SVM_CLASSIFY <- classify_model(emails_cont, SVM)
GLMNET_CLASSIFY <- classify_model(emails_cont, GLMNET)
SLDA_CLASSIFY <- classify_model(emails_cont, SLDA)
BOOSTING_CLASSIFY <- classify_model(emails_cont, BOOSTING)
BAGGING_CLASSIFY <- classify_model(emails_cont, BAGGING)
RF_CLASSIFY <- classify_model(emails_cont, RF)
#NNET_CLASSIFY <- classify_model(emails_cont, NNET)
TREE_CLASSIFY <- classify_model(emails_cont, TREE)

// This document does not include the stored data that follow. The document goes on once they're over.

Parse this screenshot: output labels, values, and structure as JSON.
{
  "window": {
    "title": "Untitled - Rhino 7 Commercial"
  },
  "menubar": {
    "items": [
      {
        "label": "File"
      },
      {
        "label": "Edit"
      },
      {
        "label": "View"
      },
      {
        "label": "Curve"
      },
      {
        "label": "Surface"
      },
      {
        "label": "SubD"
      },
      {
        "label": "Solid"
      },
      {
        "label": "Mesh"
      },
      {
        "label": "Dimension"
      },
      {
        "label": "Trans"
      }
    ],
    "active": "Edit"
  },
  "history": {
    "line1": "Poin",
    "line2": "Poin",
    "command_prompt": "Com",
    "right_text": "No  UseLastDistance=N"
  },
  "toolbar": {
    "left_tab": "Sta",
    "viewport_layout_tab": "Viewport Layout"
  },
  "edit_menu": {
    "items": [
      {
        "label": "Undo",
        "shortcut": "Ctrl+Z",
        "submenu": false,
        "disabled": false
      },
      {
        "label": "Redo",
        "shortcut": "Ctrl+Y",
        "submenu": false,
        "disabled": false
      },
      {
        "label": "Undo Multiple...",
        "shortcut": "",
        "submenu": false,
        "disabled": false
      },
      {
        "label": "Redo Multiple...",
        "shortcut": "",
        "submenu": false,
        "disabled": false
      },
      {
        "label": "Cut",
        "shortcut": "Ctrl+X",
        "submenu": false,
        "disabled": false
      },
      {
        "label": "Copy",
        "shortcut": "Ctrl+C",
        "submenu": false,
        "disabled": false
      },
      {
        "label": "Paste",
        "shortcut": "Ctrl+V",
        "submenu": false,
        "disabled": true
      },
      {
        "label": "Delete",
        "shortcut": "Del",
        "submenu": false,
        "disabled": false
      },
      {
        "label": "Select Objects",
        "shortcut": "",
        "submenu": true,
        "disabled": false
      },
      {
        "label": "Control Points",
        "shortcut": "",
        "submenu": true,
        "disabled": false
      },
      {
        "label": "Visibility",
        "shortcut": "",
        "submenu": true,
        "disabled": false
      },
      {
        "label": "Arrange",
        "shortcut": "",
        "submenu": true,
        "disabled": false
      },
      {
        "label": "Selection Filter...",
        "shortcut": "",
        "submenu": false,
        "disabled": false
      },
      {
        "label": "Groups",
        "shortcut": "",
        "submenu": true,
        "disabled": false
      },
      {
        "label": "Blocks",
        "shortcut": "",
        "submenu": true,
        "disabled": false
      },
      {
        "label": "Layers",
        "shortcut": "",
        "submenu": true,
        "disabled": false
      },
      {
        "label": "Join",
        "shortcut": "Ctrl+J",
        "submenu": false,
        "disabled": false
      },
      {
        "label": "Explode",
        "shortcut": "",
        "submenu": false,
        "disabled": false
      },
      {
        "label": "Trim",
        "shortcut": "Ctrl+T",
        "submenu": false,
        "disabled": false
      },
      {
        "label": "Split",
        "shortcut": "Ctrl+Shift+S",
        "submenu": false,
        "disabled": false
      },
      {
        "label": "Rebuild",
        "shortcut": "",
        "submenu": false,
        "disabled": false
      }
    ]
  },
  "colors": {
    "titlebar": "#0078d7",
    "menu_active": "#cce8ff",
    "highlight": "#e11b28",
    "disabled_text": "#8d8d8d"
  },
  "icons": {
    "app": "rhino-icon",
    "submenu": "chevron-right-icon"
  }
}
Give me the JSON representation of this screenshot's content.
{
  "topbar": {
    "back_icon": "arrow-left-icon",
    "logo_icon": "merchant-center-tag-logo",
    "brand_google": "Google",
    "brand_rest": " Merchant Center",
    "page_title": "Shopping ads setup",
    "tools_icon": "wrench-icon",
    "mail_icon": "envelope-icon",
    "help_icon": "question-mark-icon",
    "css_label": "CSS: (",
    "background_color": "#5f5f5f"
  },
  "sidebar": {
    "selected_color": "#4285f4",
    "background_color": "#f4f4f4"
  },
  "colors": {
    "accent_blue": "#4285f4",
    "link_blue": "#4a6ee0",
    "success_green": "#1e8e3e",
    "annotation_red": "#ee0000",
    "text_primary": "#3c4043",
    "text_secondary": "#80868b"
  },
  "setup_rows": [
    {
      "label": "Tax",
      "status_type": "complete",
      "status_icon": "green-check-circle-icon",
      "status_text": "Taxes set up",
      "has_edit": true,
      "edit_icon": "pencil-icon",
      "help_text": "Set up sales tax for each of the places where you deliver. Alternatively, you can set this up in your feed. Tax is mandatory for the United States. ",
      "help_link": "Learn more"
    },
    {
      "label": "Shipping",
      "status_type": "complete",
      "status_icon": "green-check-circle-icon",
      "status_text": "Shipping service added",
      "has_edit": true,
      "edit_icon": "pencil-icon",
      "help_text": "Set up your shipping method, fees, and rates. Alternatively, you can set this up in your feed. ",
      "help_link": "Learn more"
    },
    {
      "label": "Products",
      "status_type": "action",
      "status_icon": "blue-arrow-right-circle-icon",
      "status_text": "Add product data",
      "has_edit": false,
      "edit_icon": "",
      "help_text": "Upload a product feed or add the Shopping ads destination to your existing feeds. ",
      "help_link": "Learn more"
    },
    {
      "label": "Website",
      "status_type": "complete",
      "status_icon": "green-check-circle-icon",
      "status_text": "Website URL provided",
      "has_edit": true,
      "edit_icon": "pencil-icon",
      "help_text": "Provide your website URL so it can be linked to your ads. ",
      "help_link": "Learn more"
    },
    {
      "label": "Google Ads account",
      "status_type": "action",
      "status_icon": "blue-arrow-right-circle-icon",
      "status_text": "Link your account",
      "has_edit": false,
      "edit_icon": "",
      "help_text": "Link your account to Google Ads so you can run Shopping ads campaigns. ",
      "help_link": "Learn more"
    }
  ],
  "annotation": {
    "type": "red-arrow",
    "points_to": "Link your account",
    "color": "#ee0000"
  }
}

analytics <- create_analytics(emails_cont,cbind(SVM_CLASSIFY, SLDA_CLASSIFY,BOOSTING_CLASSIFY, BAGGING_CLASSIFY,RF_CLASSIFY, GLMNET_CLASSIFY, TREE_CLASSIFY))
summary(analytics)
## ENSEMBLE SUMMARY
##
## n-ENSEMBLE COVERAGE n-ENSEMBLE RECALL
## n >= 1 1.00 1
## n >= 2 1.00 1
## n >= 3 1.00 1
## n >= 4 1.00 1
## n >= 5 1.00 1
## n >= 6 0.99 1
## n >= 7 0.97 1
##
##
## ALGORITHM PERFORMANCE
##
## SVM_PRECISION SVM_RECALL SVM_FSCORE
## 1 1 1
## SLDA_PRECISION SLDA_RECALL SLDA_FSCORE
## 1 1 1
## LOGITBOOST_PRECISION LOGITBOOST_RECALL LOGITBOOST_FSCORE
## 1 1 1
## BAGGING_PRECISION BAGGING_RECALL BAGGING_FSCORE
## 1 1 1
## FORESTS_PRECISION FORESTS_RECALL FORESTS_FSCORE
## 1 1 1
## GLMNET_PRECISION GLMNET_RECALL GLMNET_FSCORE
## 1 1 1
## TREE_PRECISION TREE_RECALL TREE_FSCORE
## 1 1 1
Results look to good to be true, and this is because I was not able to resample. I struggled with the meta data manipulation in the corpus and was unable to retrieve labels.